From the point of view of defending their own material interests, it is not certain that enough Americans even yet understand the magnitude of the formidable problem which the European war compels them to face and solve. It is quite natural that it should be so. In many circles of France and England it is only quite lately that people have come clearly to apprehend, as a whole, the real, the gigantic objects pursued by Germany in the war. Hence it is not surprising that the enormity of the German plot has not yet been grasped by the Americans of the United States, whose ideas about Europe at the beginning of the conflict were necessarily just as vague as the ideas of Europeans about the United States.

DISTRIBUTION OF GERMAN-BORN GERMANS IN THE UNITED STATES.

The accompanying map will enable the reader readily to appreciate the basis of the real problem which the war presents to the United States. As I have explained (p. 194), the Germans set themselves after 1895 to make a regular register of all the Germans scattered over the whole world. Our map is drawn up in accordance with the data of map 5 in the Pangerman Atlas of Paul Langhans, which gives the results of the register. The map shows what proportion the Germans, who had been born in Germany and had emigrated to the United States, bore to the American population about the year 1890. We can see that the proportion was considerable, since at some points (see the map) it amounted to 35%. Further, the general view presented by the map enables us to observe that in the United States the Germans have planted themselves by preference in the industrial and commercial regions of the East and of the Great Lakes. We can therefore understand what followed. Ever since 1900 the Alldeutscher Verband or Pangerman Union, in obedience to secret instructions from the official authorities in Berlin, has laid itself out to select from this mass of Germans in the United States all such as might best serve the cause of Prussian militarism at any given moment, in the most diverse domains, as soon as the European conflagrations should have broken out. Hence for the last twenty years most of the ten to fifteen million Americans of German origin have been organized. Little by little, in the midst of the great American Republic, there has grown up a State within a State, a State endowed with the most powerful means of influence. In point of fact, among the German-Americans there are manufacturers, merchants, and bankers of colossal fortunes, who control the lives of hundreds of thousands of workmen or employees living in dependence upon them. The German-Americans also own many newspapers and associations. They have therefore been able to exert a considerable influence on the policy of the United States, and even to secure the election to Congress of members devoted to their interests. The Delbrück law (see p. 195) has completed the German organization in the United States, by enabling an influential party of German-Americans to preserve the appearance of American citizens, while all the time they remain pledged heart and soul to forward the Kaiser’s scheme of universal slavery.
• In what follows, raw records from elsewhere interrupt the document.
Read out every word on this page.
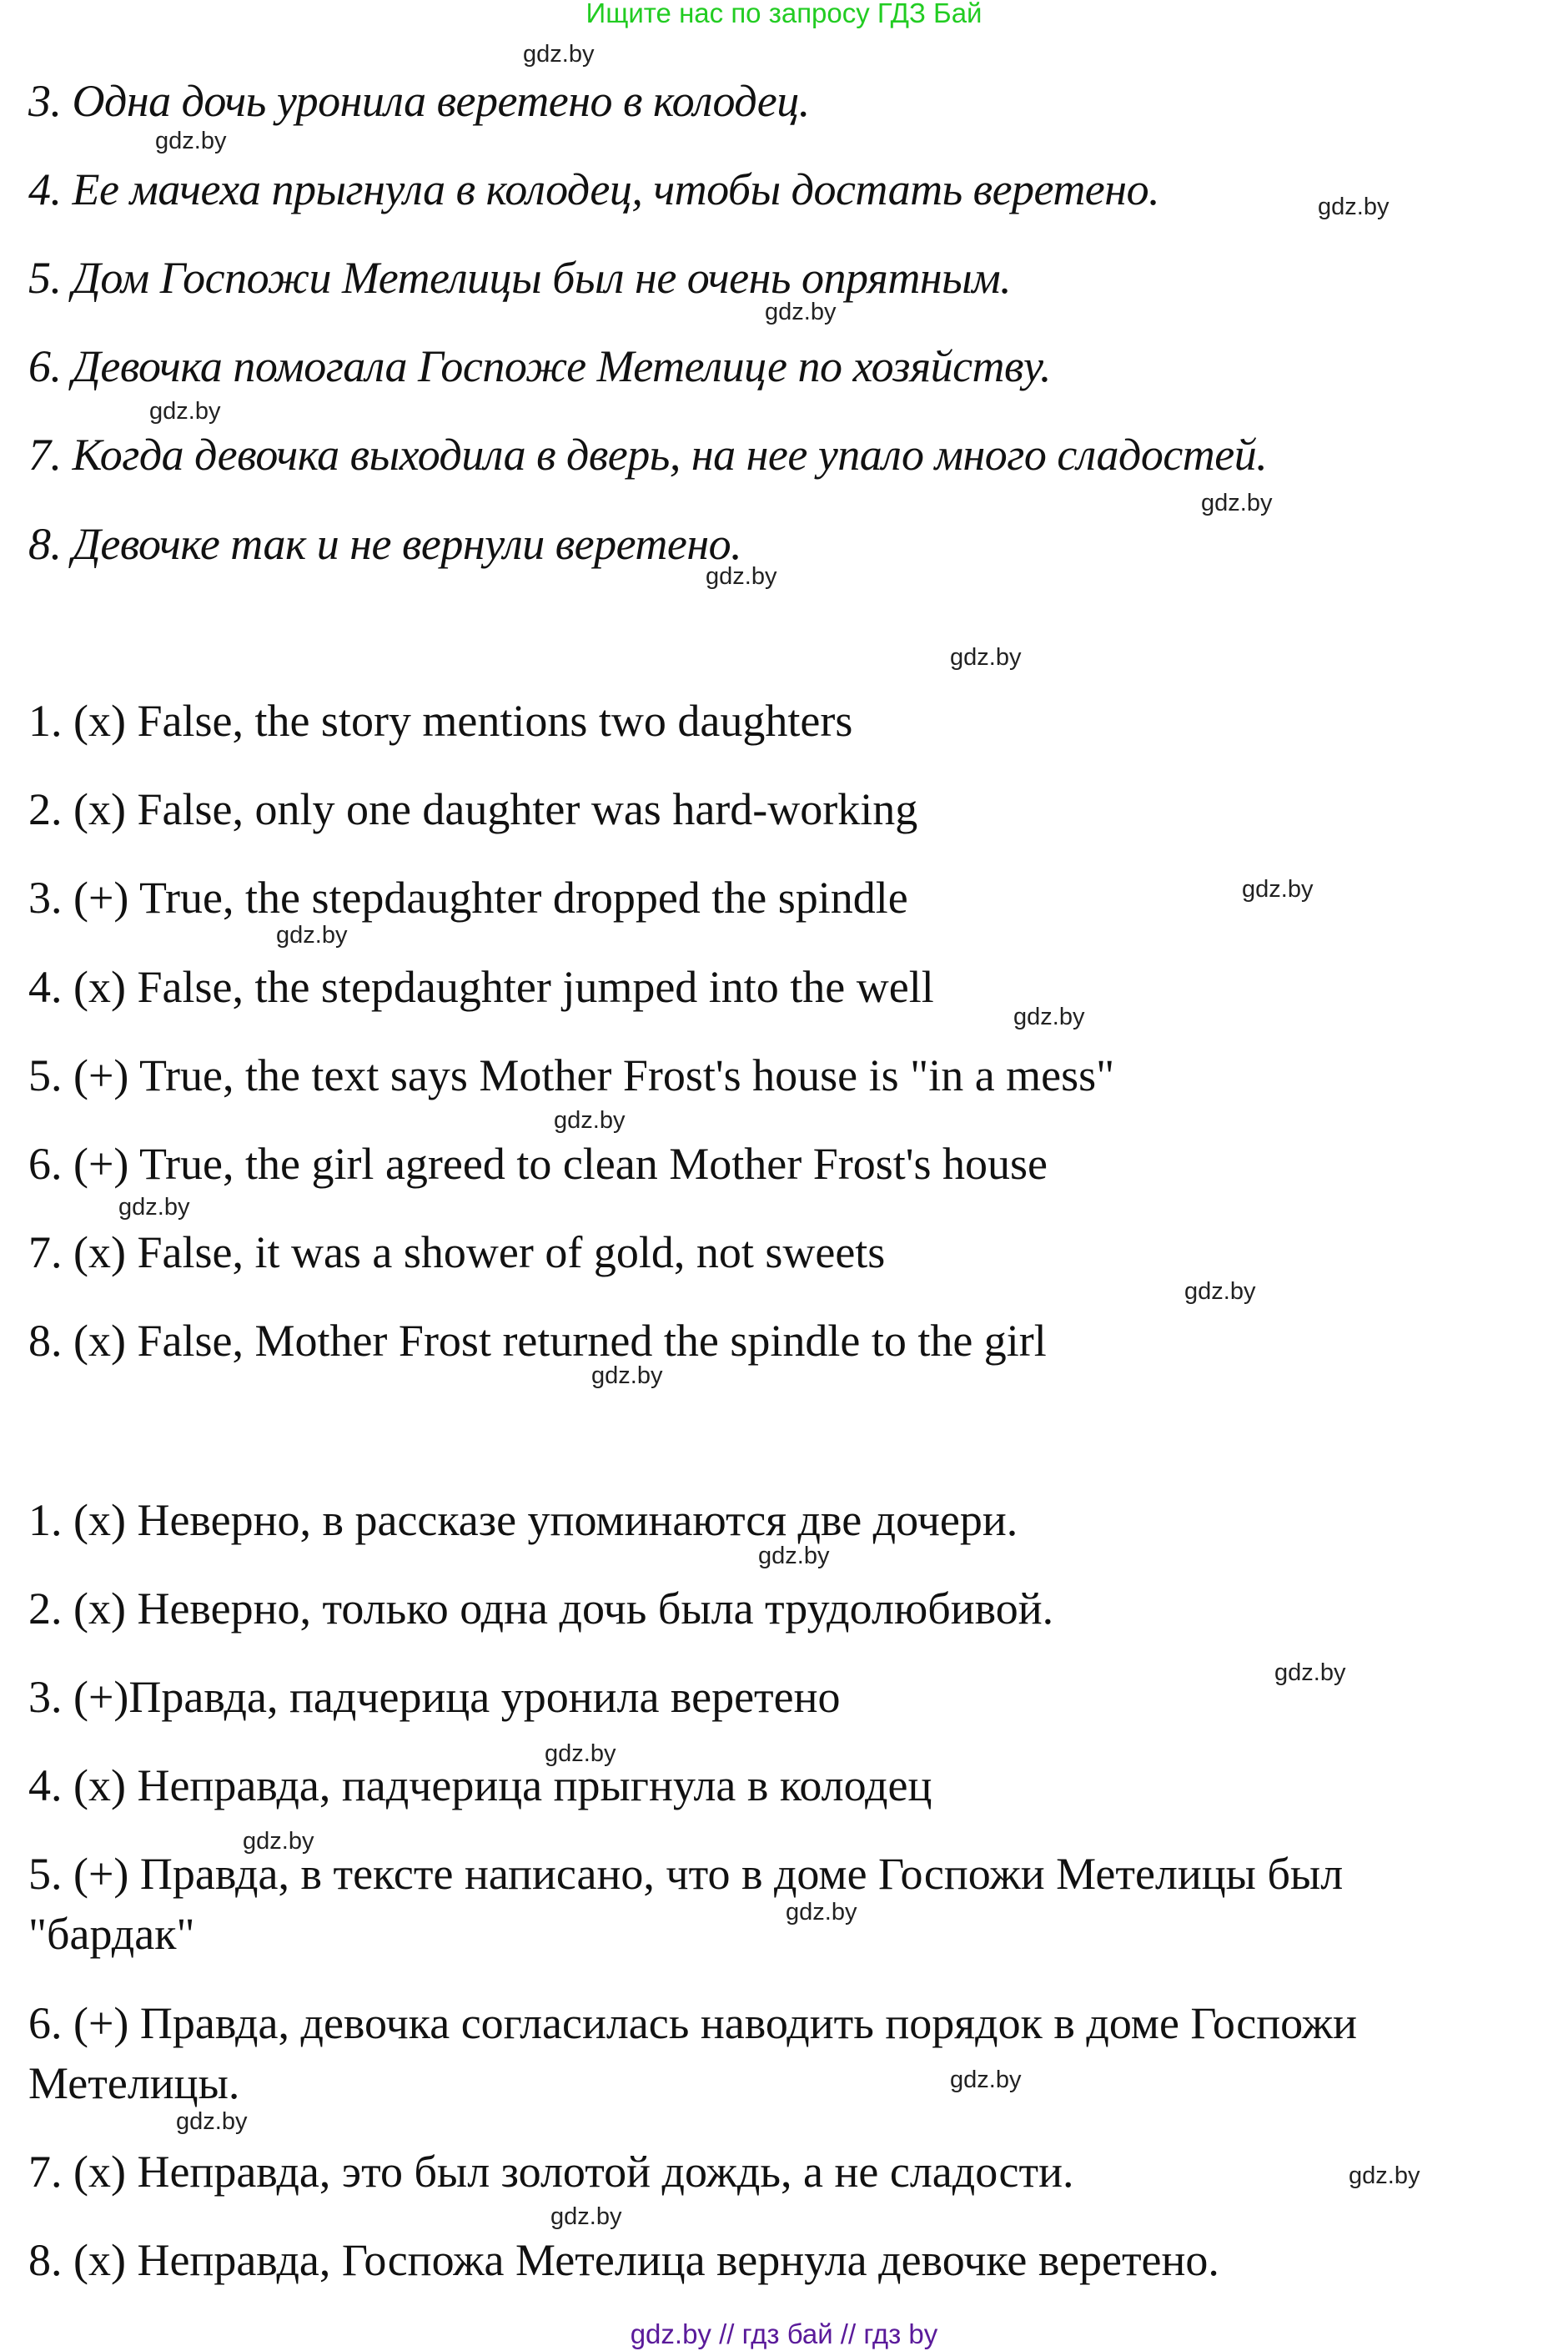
Ищите нас по запросу ГДЗ Бай
3. Одна дочь уронила веретено в колодец.
4. Ее мачеха прыгнула в колодец, чтобы достать веретено.
5. Дом Госпожи Метелицы был не очень опрятным.
6. Девочка помогала Госпоже Метелице по хозяйству.
7. Когда девочка выходила в дверь, на нее упало много сладостей.
8. Девочке так и не вернули веретено.
1. (x) False, the story mentions two daughters
2. (x) False, only one daughter was hard-working
3. (+) True, the stepdaughter dropped the spindle
4. (x) False, the stepdaughter jumped into the well
5. (+) True, the text says Mother Frost's house is "in a mess"
6. (+) True, the girl agreed to clean Mother Frost's house
7. (x) False, it was a shower of gold, not sweets
8. (x) False, Mother Frost returned the spindle to the girl
1. (x) Неверно, в рассказе упоминаются две дочери.
2. (x) Неверно, только одна дочь была трудолюбивой.
3. (+)Правда, падчерица уронила веретено
4. (x) Неправда, падчерица прыгнула в колодец
5. (+) Правда, в тексте написано, что в доме Госпожи Метелицы был
"бардак"
6. (+) Правда, девочка согласилась наводить порядок в доме Госпожи
Метелицы.
7. (x) Неправда, это был золотой дождь, а не сладости.
8. (x) Неправда, Госпожа Метелица вернула девочке веретено.
gdz.by
gdz.by
gdz.by
gdz.by
gdz.by
gdz.by
gdz.by
gdz.by
gdz.by
gdz.by
gdz.by
gdz.by
gdz.by
gdz.by
gdz.by
gdz.by
gdz.by
gdz.by
gdz.by
gdz.by
gdz.by
gdz.by
gdz.by
gdz.by
gdz.by // гдз бай // гдз by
As the total population of the United States is 100 millions, it is easy to see what may be the power of 10 to 15 million German-Americans systematically organized for a definite purpose, when these are opposed to 90 million Americans who, never suspecting the Pangerman peril, have taken no kind of special precaution against their fellow citizens of German origin.

This very peculiar state of affairs explains the strange position occupied by the United States since the outbreak of the European War. From that time the German-Americans, in virtue of the immense means of influence and of action which they had prepared beforehand, have carried on a multifarious campaign, with extraordinary audacity in furtherance of the German game. Thus the German Ambassador, Count Bernstorff, and his military attachés von Papen, Boy-Ed, etc., have aided and abetted in the task of subverting the United States by a multitude of German-American spies and agents.